A new survey reveals 60% of people are unaware that the food we eat can affect the health of our eyes. Professor Christine Purslow, from the University of Plymouth, said: ‘It is always a worry that while so many people consider sight so important so few of us take effective practical steps to maintain eye health.’
An article from the DailyMail.com shows a diagram which depicts the most eye healthy foods to consume:
The article highlights 4 main parts of a healthy eye diet: Antioxidents, Omega 3’s, Carotenoids, and Resveratrol.
See below how each benefit your eyes:
Research has shown that the ‘antioxidants’ vitamins and minerals, particularly vitamins C, E, zinc, selenium and copper are helpful in maintaining eye health.
It is thought they may help to prevent and, or slow down the progression of eye conditions that become more common with age, as a result of the ‘free radical’ theory of cell damage.
That is that over the course of a person’s lifetime, free radicals – highly reactive substances created in your body by breathing, eating and by other factors such as air pollution and smoking tobacco, cause damage to the cells in your body.
This is the ‘wear and tear’ that causes ageing.
Antioxidants are thought to help by ‘mopping up’ these free radicals, to delay or prevent them from damaging your cells.
These key vitamins and nutrients can be found in brightly coloured fruit and vegetables including apples, blackcurrants and passion fruit, dairy products such as cheese and milk, seafood and lean red meat such as salmon and mince beef, and nuts such as pistachios and peanuts.
A wealth of past research has shown that omega 3 nutrients help support heart health by maintaining normal blood pressure.
One of the key omega 3 fatty acids, docosahexaenic acid (DHA), also play a key role in the structure and function of the sensory retina.
The European Food Safety Authority acknowledges DHA contributes to the normal visual development of infants up to 12 months of age and to the maintenance of normal vision.
Studies have also revealed omega 3s benefits for maintaining eye health as we age.
Herring, mackerel, sardines, salmon, fresh tuna steak, are rich in omega 3s.
If you don’t eat fish then nuts such as walnuts and linseeds and flaxseeds also contain omega-3 in the plant form of short chain alpha-linolenic acid.
Lutein and zeaxanthin are naturally found as pigments in the macula.
They are thought to offer protection to the cells there from damage from oxidative stress and harmful blue light.
Studies have revealed their beneficial effects on slowing down the progression of some age-related conditions.

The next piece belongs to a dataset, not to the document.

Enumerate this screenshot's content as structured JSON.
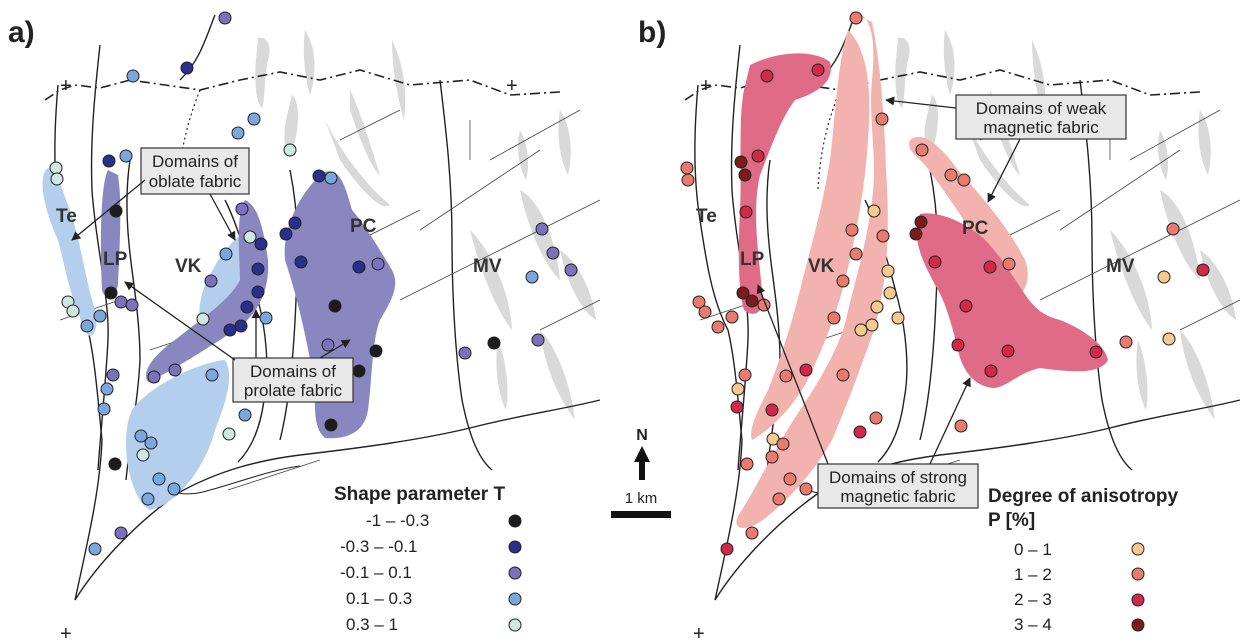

Green leafy vegetables and brightly coloured fruits such as kale, spinach, broccoli and peas.
Emerging research suggests that resveratrol, a polyphenol plant compound found naturally in grape skins and peanuts, is linked with health benefits.
For example, one study examined the French paradox, the puzzling fact that rates of coronary heart disease are low in France, despite the French typically enjoying a rich calorie diet, not particularly low in saturated fat.
Thanks to reservatrol’s antioxidant qualities, scientists believe the compound may also be vital to maintaining eye health.
Resveratrol can be found in peanuts as well as red grapes.